Наемник смотрел на все это, закусив губу и скрестив руки на груди. Он уже ничего не мог поделать.
— Накачайте его хотя бы наркотиками, вы же часто так делаете! — крикнул Джей халифу.
— Нет, пусть все видят его страх. Включайте камеру, — сказал аль-Бакир, махнув рукой.
Террорист, стоявший рядом со штативом, откинул автомат за спину и нажал кнопку записи на видеокамере.
Марк разрыдался, чувствуя, как страх двумя огромными комками сидит у него в горле и внизу живота. Внезапно его вырвало прямо перед собой. Его широко раскрытые глаза в ужасе шарили по сторонам, а сам он как будто уже не осознавал, что происходит. Казалось, на миг разум покинул его, но затем его лицо резко исказила гримаса злобы, а его яростный взгляд перекинулся на халифа.
— Страх? Тебе нужен страх? — закричал он. — Ты его не получишь!
И Марк зашёлся страшным смехом отчаяния. Все, что происходило с ним до этого, было лишь нормальным в такой ситуации моментом слабости, адекватной реакцией человека, изо всех сил хватающегося за жизнь.
Аль-Бакир уставился круглыми глазами на парня, но затем лишь усмехнулся ему в ответ.
— Сейчас посмотрим, парень. Ты будешь нашим оружием ужаса, направленным в слабые сердца всех неверных.
— Неверных? Да плевать тебе на ислам! — Абдуллах аль-Бакир жестом остановил человека в черном, который хотел было уже ударить Марка рукой, чтобы охладить его пыл. — Деньги и власть — все, что нужно таким, как ты! Я видел настоящих правоверных мусульман. Я жил в семье одного такого человека в Каире. В вопросах веры ты, халиф, не стоишь даже его мизинца, поэтому не рассказывай мне о неверных, джихаде, газавате, интерпретируя определенные аяты Корана так, как тебе удобно. Этот человек настоящий мусульманин — не ты! Он честным трудом зарабатывает свой кусок хлеба. Он максимально старается придерживаться большинства ритуалов и традиций ислама. Он — добропорядочный сосед, хороший семьянин, любящий муж и отец троих детей, который принял в свой дом человека другой веры, делил с ним кров и пищу, никогда не притесняя его на основе своей веры и не считая проклятым неверным, которого нужно немедленно истребить.

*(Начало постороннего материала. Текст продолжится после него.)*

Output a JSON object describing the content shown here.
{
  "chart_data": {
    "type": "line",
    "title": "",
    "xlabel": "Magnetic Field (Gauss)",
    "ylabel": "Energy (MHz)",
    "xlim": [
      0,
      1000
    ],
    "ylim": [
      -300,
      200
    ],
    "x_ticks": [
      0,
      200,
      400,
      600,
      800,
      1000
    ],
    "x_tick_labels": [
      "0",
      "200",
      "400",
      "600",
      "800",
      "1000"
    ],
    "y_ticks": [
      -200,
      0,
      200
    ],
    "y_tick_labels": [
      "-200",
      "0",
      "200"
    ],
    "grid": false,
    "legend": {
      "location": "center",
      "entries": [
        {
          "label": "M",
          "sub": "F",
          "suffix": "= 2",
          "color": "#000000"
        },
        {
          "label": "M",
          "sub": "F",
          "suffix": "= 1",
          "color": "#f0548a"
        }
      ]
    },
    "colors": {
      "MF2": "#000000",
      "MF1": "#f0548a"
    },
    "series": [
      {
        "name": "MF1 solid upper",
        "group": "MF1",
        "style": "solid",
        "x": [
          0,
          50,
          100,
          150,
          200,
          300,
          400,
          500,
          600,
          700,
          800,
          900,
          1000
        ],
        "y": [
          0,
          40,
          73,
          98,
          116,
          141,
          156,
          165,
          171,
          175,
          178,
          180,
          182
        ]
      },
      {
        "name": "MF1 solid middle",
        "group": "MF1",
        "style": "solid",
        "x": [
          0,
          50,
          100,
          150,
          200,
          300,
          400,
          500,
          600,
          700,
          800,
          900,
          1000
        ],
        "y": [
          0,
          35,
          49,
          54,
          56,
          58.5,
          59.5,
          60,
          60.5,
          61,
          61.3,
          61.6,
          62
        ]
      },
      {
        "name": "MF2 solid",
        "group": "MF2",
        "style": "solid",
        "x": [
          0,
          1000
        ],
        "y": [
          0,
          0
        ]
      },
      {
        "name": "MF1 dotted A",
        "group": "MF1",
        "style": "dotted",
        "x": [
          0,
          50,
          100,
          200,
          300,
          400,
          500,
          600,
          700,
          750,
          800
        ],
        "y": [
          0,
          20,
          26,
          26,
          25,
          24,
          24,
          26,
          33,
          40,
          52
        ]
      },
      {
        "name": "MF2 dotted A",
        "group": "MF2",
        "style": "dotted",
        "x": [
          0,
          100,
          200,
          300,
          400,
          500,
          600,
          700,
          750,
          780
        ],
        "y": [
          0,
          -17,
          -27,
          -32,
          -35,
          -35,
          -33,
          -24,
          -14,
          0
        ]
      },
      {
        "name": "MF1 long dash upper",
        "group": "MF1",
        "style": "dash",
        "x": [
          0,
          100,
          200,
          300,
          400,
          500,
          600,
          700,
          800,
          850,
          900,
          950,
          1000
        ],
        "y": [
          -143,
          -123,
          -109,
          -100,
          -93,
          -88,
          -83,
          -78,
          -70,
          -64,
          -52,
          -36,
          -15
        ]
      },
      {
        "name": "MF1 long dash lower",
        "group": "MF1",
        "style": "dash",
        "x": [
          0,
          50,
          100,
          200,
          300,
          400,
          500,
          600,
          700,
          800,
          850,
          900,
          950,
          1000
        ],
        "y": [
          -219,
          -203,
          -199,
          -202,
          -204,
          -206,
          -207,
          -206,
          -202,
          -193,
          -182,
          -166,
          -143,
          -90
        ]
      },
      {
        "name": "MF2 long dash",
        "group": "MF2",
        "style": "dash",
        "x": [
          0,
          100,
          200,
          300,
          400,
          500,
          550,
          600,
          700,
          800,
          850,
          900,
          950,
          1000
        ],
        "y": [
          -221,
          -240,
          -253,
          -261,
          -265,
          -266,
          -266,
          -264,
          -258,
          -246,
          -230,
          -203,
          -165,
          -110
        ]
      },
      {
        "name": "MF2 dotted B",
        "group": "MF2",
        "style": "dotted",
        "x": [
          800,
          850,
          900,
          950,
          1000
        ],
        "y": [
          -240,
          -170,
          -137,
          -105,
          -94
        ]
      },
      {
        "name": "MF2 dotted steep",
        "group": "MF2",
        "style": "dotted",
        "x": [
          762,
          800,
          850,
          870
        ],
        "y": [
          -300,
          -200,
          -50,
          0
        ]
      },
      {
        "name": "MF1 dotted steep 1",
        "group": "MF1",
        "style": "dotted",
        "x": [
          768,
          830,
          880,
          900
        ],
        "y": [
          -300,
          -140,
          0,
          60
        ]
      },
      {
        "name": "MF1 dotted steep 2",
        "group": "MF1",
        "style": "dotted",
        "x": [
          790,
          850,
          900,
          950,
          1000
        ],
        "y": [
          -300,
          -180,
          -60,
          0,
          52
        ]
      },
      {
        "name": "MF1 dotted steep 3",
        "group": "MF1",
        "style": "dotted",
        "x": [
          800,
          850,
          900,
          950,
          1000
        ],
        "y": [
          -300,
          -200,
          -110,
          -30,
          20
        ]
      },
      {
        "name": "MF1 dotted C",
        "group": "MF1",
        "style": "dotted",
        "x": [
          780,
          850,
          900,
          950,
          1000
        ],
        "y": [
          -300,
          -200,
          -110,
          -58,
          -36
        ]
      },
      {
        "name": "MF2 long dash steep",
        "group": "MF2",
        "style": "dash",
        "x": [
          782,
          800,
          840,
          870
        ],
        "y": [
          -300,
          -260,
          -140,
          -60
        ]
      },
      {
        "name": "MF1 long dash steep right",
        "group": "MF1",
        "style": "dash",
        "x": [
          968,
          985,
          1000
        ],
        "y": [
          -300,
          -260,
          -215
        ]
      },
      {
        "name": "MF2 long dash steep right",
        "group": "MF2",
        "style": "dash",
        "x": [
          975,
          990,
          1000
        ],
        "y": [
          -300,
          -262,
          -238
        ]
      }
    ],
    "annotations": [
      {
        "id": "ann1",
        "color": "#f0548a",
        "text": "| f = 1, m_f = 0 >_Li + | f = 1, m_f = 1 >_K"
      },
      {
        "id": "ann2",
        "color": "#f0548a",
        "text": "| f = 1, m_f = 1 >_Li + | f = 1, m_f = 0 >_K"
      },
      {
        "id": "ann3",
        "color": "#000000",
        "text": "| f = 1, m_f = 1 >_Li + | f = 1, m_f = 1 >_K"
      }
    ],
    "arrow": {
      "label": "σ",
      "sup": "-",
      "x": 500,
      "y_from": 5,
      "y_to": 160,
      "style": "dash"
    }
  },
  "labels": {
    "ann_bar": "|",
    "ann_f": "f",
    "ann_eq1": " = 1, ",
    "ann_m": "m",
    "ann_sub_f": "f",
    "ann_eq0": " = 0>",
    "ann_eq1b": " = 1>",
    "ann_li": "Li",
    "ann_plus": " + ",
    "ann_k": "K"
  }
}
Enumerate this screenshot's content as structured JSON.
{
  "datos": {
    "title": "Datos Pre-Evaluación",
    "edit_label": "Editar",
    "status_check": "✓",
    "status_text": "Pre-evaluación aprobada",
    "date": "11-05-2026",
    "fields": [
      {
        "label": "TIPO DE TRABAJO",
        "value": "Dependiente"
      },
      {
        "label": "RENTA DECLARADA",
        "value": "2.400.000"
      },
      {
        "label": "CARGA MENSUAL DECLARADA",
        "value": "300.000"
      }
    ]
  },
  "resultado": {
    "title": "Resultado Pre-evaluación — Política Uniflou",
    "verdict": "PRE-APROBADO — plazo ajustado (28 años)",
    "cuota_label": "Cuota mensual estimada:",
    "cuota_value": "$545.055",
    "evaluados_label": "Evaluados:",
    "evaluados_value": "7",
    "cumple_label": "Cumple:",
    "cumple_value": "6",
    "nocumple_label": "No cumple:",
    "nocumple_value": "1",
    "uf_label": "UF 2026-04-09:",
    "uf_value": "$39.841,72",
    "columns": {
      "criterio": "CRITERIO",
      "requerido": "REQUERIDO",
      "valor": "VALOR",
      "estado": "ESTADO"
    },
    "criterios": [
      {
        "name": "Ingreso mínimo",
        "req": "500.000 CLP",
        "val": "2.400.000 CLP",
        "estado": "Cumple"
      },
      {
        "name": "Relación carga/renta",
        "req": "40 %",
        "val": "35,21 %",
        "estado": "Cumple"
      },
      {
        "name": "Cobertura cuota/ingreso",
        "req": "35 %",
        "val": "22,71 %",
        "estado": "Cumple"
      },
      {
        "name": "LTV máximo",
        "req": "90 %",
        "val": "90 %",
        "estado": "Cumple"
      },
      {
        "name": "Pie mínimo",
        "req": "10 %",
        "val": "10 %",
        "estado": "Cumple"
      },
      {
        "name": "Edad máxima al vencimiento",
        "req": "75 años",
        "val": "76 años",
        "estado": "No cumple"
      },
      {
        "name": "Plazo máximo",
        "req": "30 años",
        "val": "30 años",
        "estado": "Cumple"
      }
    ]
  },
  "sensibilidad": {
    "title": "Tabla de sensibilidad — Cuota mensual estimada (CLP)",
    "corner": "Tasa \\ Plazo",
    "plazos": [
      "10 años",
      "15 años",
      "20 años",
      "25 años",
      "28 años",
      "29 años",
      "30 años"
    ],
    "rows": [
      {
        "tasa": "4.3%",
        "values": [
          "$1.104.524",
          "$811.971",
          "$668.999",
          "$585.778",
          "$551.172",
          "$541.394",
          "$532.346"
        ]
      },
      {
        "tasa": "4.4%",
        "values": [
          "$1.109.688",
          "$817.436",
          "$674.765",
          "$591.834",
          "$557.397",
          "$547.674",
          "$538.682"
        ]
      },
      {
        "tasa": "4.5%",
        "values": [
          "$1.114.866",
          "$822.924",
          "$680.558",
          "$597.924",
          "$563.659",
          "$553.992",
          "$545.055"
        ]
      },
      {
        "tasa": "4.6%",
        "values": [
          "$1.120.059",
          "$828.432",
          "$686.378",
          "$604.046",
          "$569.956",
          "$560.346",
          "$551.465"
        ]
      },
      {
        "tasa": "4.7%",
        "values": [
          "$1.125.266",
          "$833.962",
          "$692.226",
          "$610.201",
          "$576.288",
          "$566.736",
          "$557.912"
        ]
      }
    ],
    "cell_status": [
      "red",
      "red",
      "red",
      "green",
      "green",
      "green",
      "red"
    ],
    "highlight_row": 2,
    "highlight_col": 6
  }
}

— Думаешь, что понимаешь суть нашей веры, мальчик? — презрительно кинул халиф. — Да что ты можешь знать обо всем этом?
— Я понимаю, я для вас недалекий, глупый парень, а у вас "Высокие цели", которых мне не дано понять. Я видел ваши цели, мертвые тела, жертвы ваших целей, женщин, детей, и их оторванные конечности. Среди них также было много мусульман. Кем нужно быть, чтобы уничтожать свой народ, своих братьев? Почему? Потому что у них какая-то другая трактовка Корана и другие ритуалы? — дерзко произнес Марк, по его лицу катились слезы злобы, — А может потому, что тебя, халиф, вера и не волнует, а лишь волнует дестабилизация ситуации там, где тебе удобно, чтобы поиметь с этого свою долю денег и власти?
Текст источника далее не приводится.